Weaning your baby from breastfeeding is a whole new emotional roller coaster.
When I had my first baby, breastfeeding threw me for a loop. Something that was supposed to come so "naturally" to mothers was painful, challenging and beyond time-consuming.
But as the days and months passed by, breastfeeding got easier. My daughter began eating on a fairly regular schedule, the pain went away and we found our groove. My baby was thriving, and I felt like I might never wean her off of breastfeeding.
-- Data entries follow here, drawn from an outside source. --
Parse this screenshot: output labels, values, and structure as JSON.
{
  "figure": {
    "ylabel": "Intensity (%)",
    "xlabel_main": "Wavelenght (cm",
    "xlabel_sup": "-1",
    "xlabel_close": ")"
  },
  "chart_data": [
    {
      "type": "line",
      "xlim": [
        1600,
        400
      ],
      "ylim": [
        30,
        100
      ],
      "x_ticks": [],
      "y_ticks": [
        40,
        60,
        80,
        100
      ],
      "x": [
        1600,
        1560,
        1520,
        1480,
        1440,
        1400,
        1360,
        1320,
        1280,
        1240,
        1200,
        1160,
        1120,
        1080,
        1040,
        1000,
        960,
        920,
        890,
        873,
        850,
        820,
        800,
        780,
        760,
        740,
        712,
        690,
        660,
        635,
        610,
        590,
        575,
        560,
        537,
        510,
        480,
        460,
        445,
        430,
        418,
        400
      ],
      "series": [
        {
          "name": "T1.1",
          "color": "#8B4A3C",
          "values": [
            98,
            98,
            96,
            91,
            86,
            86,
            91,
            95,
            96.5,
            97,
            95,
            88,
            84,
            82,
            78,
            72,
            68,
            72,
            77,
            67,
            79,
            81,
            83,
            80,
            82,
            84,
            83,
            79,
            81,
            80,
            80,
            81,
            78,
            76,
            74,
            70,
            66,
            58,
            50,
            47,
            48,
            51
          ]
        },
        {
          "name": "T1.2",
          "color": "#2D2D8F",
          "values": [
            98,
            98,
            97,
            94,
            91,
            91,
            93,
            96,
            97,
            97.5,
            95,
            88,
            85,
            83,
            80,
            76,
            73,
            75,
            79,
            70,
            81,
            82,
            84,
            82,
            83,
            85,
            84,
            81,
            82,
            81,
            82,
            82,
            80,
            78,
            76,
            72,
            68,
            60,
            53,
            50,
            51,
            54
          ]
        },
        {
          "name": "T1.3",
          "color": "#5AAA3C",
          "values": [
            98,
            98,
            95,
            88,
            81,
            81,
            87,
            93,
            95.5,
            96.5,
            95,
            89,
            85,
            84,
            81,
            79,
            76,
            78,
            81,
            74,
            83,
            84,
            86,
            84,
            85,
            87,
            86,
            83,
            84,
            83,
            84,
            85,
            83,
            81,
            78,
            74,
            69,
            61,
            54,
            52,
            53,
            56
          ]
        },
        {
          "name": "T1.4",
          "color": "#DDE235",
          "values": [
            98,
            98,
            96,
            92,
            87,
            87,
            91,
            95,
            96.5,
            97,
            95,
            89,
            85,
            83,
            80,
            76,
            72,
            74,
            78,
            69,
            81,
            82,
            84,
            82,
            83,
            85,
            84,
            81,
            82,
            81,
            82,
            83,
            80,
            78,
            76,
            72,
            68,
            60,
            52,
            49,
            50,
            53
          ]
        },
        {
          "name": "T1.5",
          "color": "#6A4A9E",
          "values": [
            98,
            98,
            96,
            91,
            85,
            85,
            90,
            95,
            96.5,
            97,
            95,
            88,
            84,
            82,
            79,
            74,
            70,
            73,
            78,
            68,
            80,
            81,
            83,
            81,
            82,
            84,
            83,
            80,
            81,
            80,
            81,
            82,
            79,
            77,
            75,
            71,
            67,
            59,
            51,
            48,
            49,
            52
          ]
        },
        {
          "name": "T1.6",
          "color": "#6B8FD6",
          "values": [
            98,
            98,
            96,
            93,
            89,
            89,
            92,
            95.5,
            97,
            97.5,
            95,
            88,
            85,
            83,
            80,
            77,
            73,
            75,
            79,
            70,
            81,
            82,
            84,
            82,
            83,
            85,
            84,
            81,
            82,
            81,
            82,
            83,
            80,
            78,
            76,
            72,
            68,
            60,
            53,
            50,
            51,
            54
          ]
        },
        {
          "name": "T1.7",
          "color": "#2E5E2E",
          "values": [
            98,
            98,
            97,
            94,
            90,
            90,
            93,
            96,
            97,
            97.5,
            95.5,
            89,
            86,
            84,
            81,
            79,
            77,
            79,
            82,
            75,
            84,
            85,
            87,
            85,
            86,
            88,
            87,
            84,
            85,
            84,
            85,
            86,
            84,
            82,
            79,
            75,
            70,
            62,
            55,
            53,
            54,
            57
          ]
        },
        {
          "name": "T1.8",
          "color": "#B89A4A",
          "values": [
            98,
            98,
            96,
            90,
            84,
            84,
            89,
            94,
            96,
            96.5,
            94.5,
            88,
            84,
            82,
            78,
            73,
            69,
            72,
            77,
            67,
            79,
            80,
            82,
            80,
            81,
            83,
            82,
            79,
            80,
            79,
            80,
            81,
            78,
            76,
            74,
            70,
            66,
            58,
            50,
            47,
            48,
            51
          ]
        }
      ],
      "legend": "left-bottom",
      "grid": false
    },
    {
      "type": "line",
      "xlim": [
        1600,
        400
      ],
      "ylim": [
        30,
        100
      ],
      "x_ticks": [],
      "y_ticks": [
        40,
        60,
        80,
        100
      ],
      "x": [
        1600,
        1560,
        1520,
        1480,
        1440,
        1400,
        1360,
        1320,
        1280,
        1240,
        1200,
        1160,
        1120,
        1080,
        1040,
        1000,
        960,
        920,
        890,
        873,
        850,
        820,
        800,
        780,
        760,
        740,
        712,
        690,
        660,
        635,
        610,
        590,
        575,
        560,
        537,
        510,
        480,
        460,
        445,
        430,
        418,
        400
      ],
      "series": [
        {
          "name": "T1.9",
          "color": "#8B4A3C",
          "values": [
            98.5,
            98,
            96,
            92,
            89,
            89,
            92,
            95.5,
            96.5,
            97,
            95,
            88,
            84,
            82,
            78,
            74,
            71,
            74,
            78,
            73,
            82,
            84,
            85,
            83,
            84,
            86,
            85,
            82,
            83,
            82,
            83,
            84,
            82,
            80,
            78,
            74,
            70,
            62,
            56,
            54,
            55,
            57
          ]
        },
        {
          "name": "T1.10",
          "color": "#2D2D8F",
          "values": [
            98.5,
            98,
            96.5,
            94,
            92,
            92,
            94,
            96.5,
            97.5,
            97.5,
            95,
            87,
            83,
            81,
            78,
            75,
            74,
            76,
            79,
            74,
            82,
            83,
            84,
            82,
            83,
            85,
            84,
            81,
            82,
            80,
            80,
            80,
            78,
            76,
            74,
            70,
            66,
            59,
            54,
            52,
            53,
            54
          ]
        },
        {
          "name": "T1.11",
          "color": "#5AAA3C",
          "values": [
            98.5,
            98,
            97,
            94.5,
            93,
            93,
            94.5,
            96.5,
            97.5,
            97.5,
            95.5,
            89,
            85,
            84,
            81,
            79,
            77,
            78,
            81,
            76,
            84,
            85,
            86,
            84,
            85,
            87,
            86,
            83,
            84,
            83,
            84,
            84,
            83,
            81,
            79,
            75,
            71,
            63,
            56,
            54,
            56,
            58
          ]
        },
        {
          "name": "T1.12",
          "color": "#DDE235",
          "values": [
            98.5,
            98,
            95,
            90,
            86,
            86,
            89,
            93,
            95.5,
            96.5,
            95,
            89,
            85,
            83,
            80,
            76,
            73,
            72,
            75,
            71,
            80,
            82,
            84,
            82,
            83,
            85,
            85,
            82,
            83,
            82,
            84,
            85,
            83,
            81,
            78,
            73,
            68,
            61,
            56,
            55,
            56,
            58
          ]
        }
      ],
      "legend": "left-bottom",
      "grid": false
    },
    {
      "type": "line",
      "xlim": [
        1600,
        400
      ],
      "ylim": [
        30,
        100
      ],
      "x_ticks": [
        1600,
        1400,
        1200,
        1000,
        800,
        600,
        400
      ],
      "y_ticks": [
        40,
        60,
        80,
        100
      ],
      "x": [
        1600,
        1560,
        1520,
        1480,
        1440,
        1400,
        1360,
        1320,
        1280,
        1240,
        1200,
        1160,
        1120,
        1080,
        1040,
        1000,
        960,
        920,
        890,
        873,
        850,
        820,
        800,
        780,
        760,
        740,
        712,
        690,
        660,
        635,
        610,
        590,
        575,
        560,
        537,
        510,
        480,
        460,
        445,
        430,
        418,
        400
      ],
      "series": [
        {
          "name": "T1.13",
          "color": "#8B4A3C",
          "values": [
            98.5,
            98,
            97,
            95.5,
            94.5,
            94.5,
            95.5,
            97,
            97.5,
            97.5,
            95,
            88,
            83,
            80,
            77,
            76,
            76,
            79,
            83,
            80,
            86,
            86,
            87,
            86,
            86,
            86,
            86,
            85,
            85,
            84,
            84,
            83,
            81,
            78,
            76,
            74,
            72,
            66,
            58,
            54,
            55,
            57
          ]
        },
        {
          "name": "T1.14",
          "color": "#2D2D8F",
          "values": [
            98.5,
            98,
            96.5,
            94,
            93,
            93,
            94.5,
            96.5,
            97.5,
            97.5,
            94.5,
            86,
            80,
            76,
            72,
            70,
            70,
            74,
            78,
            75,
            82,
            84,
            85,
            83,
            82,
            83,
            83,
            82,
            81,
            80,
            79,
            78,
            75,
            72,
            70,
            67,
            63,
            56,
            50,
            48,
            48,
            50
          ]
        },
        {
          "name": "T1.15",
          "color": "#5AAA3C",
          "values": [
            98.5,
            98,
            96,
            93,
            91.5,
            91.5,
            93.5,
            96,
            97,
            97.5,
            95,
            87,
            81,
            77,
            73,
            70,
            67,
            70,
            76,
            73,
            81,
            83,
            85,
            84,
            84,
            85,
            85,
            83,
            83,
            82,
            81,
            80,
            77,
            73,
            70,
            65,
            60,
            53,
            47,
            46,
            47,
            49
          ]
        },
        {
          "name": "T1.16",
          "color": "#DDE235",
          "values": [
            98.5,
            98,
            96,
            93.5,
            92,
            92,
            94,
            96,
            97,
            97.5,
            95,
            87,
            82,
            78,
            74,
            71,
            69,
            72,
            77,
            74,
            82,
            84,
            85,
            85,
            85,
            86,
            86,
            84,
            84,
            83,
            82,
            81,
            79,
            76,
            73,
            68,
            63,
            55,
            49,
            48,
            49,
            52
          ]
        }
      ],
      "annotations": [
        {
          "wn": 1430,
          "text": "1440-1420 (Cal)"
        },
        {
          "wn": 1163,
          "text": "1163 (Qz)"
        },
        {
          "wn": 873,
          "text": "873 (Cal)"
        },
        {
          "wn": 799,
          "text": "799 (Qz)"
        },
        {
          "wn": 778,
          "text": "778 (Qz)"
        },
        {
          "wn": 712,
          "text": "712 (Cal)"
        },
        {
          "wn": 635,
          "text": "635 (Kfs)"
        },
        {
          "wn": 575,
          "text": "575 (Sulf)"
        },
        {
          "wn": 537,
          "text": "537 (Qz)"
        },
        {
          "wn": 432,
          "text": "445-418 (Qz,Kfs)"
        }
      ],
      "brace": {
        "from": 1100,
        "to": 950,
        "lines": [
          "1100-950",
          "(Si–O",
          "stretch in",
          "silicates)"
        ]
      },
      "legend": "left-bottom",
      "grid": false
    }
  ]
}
And then...we hit month 10, and I was d-o-n-e. I was tired of pumping in a closet at work. I was sick of stressing about whether or not I was producing enough milk. I wanted my body to belong to me again. I was two months away from my goal of one year, so I pushed through to my daughter's first birthday and gradually began the weaning process. I had finally reached the promised land, or so I thought.
Here are the five biggest lies I believed about weaning.
1) That I wouldn't feel guilty about stopping if I made it to the one-year mark.
I assumed if I achieved my goal of making it to one year, I would effortlessly part with my breastfeeding days. In reality, while I was proud of how far I had made it, I felt bad about stopping.
The first morning I didn't nurse my daughter when she woke up left me in tears. Instead of bringing her into my room to breastfeed, I brought her into the kitchen to eat a banana and drink some water. She looked at me, confused, but didn't cry. Once I sat her in her chair, she happily munched on her banana, while I turned away, my eyes welling with tears.
Even if both you and your baby are ready to transition, the reality of being done with breastfeeding might hit you right in the feels. The act of feeding your child with your body—and the connection you build in being able to do so—is incredibly special, and it may not be easy to say goodbye to that.
2) That it wouldn't hurt.
The initial days of breastfeeding are hard: Your milk comes in; you're engorged and leaking, and your baby is cluster feeding on a less-than-predictable schedule. While weaning wasn't as difficult, it was still painful.
My body was used to producing a certain amount of milk each day, and removing pumping/nursing sessions was a challenge. Those dreaded clogged ducts came back, and one very early morning, I woke up with a fever and pain in my breast. Several hours and a trip to Urgent Care later, I was sent home with a mastitis diagnosis and a prescription for antibiotics.
Weaning has to be done slowly and thoughtfully, and there may be a few clogs—err, bumps—in the road.
3) That my boobs would go back to their pre-pregnancy state.
Ha! Call it naïveté. Call it wishful thinking. Call it what it was—a complete fallacy.
While some very genetically blessed and lucky ladies may perk right back up, my breasts took on a new look that is all too familiar to breastfeeding mamas. (We'll call it "gravity-influenced.")
Pregnancy changes your body; nursing and pumping change your body. Roll with it, embrace it and invest in some good bras. Your body created and sustained life. Cherish it.
4) That I wouldn't be a hormonal mess.
While pregnancy and postpartum are one big, albeit expected, hormonal roller coaster, the ride isn't over until after your breasts stop producing milk.
As someone who suffered from postpartum anxiety and a broad spectrum of postpartum emotions, I assumed the mood swings were behind me once I weaned my baby. Not quite. When you're breastfeeding, your hormones are still not what they usually are. Your hormonal levels shift to encourage lactation, so when you wean, those levels begin to change again.
And as a result, I was reminded of those early postpartum hormone-induced emotions—crying at commercials and randomly feeling sad or "rage-y" for no reason. Don't worry—it does pass, and much more quickly.
Remember that you can always seek help from a mental health therapist to support emotional challenges along the way.
5) That my menstrual cycle would return immediately.
I was one of the "lucky" ones whose period didn't return while breastfeeding. As I gradually decreased my milk supply and eventually stopped completely, I assumed my cycle would return right away. Wrong.
It took a few months for my period to come back, and once it did, it took slightly longer for it to regulate. Again, breastfeeding impacts your hormones, so it may take a while for things to balance out, both emotionally and physically.
That said, breastfeeding has been one of the most fulfilling times of my life. Providing my babies with "liquid gold" nutrition, the connection we built in the process, and the moments that are forever imprinted in my memory were worth every obstacle and misbelief. And weaning, like breastfeeding, has had many benefits—I have more time, more freedom, and my body finally belongs to me again.